A really helpful thing about the LLVM library is that it makes it very easy to allow standard functions like putchar() to be used by the compiler.

Example Syntax

define fancyFunc(a of int, b of double) gives int as {
    bool condition;
    condition = b > 0.5;
    if (condition) {
        return fancyFunc(a);
    }
    else{
        # this is a comment
        while (not condition){
            b = b - 0.1; 
            a = a - 1;
            condition = b > 0.5;
        }
        for (int i = 1; i < 12; a=a+1;){
            a = a - i*b; # implicit cast
        }
        return a;
    }
    return -1;
}

Example Programs

Mandelbrot Set

Simply rendered with no optimisations. Character lookup is implemented as a sequence of if statements due to lack of any dictionary/array structures.

Source Code.

Mandelbrot Set
Mandelbrot Set, 2022 (Bassoon)

Next Steps

  • More complete test suite
  • Add global variables
  • Add array variables and indexed access
  • Add exceptions

Lessons Learnt

I learnt and practiced a lot of aspects of maintaining larger C++ projects and CMake usage. In the future I want to use CMake and CTest for test suites rather than cobbling together my own solution. On the programming language side, I think that next time round I’ll use something like Bison to generate a parser. As long as the grammar of the language is context free, Bison can automatically generate a parser for the language, which is helpful as it minimizes the effort required to parse new language features. I do think that it was valuable to implement the parser from scratch for Bassoon.
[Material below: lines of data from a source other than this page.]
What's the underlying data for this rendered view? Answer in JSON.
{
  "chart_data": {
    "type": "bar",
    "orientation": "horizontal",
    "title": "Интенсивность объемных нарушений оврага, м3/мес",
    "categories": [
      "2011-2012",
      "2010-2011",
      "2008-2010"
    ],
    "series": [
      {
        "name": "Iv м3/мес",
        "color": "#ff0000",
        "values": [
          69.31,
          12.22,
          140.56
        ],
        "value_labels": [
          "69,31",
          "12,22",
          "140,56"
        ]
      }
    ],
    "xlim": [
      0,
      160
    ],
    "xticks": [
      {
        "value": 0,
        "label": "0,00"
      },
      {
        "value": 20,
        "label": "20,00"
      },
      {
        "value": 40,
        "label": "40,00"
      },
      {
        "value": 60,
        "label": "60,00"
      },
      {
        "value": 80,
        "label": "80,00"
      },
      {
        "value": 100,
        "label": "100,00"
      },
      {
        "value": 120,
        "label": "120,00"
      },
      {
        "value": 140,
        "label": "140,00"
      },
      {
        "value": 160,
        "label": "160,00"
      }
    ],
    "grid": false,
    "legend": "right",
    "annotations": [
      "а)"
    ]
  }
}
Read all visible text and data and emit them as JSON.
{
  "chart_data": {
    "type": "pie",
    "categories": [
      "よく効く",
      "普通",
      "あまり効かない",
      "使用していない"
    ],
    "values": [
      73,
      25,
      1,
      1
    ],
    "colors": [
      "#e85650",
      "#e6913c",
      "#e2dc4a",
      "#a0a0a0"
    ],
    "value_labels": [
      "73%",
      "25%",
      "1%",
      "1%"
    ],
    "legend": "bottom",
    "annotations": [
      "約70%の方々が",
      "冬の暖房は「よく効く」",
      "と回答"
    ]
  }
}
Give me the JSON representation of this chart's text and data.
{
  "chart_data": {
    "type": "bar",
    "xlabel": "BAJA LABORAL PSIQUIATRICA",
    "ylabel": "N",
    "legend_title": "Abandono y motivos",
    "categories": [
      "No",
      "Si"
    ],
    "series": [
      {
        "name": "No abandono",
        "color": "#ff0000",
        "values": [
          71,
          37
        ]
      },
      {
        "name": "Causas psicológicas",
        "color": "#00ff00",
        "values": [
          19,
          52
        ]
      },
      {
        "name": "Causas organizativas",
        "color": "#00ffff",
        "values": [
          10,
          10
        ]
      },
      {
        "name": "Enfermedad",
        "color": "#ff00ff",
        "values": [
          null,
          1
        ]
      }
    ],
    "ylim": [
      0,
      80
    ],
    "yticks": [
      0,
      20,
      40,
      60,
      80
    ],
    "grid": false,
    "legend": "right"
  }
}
While writing the code generator I kept coming back to the question of whether implementing my own typechecker was necessary, as any type errors would be picked up by the LLVM IR builder during codegen, without my manual checking of types in the AST. In the end I’m glad I persisted with my own typechecker, firstly because it was interesting to build, but also because it means that the language’s frontend is a properly abstracted from the exact types offered by LLVM for example. The language definition contains typing rules, and these should hold whether using an LLVM compiler or any other. In reality the scope of Bassoon’s use means that this issue is redundant.

I used the visitor pattern a lot, for example in the AST visualiser, type checker and code generator. I enjoyed using the pattern and think it was very suitable for these use-cases, but think that my usage of stacks to effectively pass values between different calls to visitors (for example to get the value of a parent in the AST’s visior call) feels a little clunky and prone to problems.